NEW YORK (AP) — Panera reported a lower quarterly profit on Tuesday and cited the "unusually severe weather" for dampening sales at its bakery cafes.
The company, based in St. Louis, also lowered the top end of its profit and sales forecast for the year, sending shares down in after-market trading.
For the first three months of the year, Panera Bread Co. said sales at established locations edged up just 0.1 percent. A decline in transactions was barely offset by an increase in the average amount people spent per visit. Even when stripping out the impact of the weather and calendar shifts, Panera said guest counts declined by 1.3 percent to 1.8 percent.
The decline comes as Panera works to overhaul the way its cafes operate.

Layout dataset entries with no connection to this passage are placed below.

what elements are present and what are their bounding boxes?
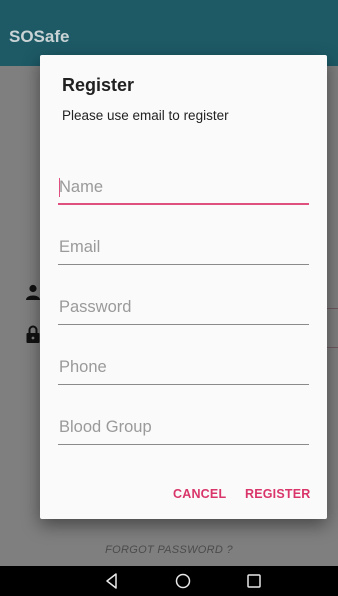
field-underline — [58, 444, 309, 445]
email-field[interactable] — [58, 231, 310, 265]
register-button[interactable]: REGISTER — [243, 483, 313, 505]
phone-input[interactable] — [58, 351, 310, 383]
name-field[interactable] — [58, 171, 310, 205]
field-underline — [58, 324, 309, 325]
field-underline — [58, 264, 309, 265]
blood-group-field[interactable] — [58, 411, 310, 445]
lock-icon — [26, 325, 40, 343]
blood-group-input[interactable] — [58, 411, 310, 443]
home-nav-icon[interactable] — [174, 572, 192, 590]
password-input[interactable] — [58, 291, 310, 323]
password-field[interactable] — [58, 291, 310, 325]
text-caret — [59, 178, 60, 197]
system-nav-bar — [0, 566, 338, 596]
register-dialog: Register Please use email to register CA… — [40, 55, 327, 519]
dialog-subtitle: Please use email to register — [62, 108, 229, 123]
forgot-password-link[interactable]: FORGOT PASSWORD ? — [0, 544, 338, 556]
person-icon — [26, 284, 40, 300]
app-title: SOSafe — [9, 27, 70, 46]
back-nav-icon[interactable] — [103, 572, 121, 590]
cancel-button[interactable]: CANCEL — [171, 483, 228, 505]
field-underline — [58, 384, 309, 385]
phone-field[interactable] — [58, 351, 310, 385]
dialog-title: Register — [62, 75, 135, 95]
recent-apps-icon[interactable] — [245, 572, 263, 590]
name-input[interactable] — [58, 171, 310, 203]
email-input[interactable] — [58, 231, 310, 263]
field-underline — [58, 203, 309, 205]
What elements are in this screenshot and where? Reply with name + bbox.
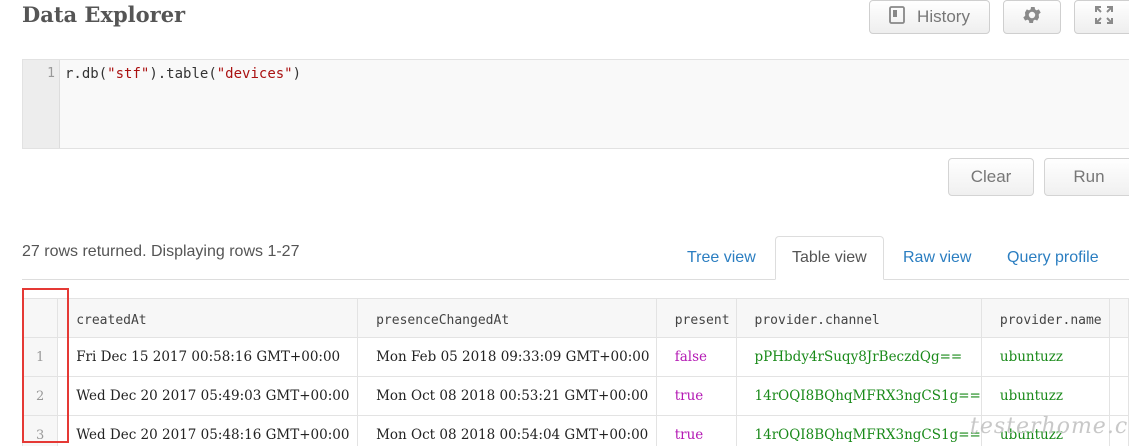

CEO Ron Shaich has conceded that the system for ordering and picking up food at a nearby counter can be like a chaotic "mosh pit." To change that, the company plans to roll out a format called "Panera 2.0" at its cafes that includes mobile ordering and a streamlined pickup process for to-go orders.
But it's too soon to tell whether the efforts will pay off in an industry that remains highly competitive.
The company earned $42.4 million, or $1.55 per share, for the first quarter. That topped the $1.52 per share Wall Street expected. A year ago, the company earned $48.1 million, or $1.64 per share.
Revenue rose to $605.3 million, above the $597.4 million analysts expected, according to FactSet. Operating margin declined as the company invested in improving its operations and increased marketing spending.
Panera now expects sales at established company-owned cafes to rise 2 percent to 3.5 percent, instead of the 2 percent to 4 percent growth it previously forecast.
Earnings for the full year are expected to be between $6.80 and $7 per share. Previously, the company had forecast between $6.80 and $7.05 per share. Analysts expect $6.93 per share.
Panera, which has about 1,800 locations, said sales at its company-owned locations were up about 0.4 percent for the first 27 days of the current quarter.
Its stock fell more than 5 percent to $155 in after-hours trading.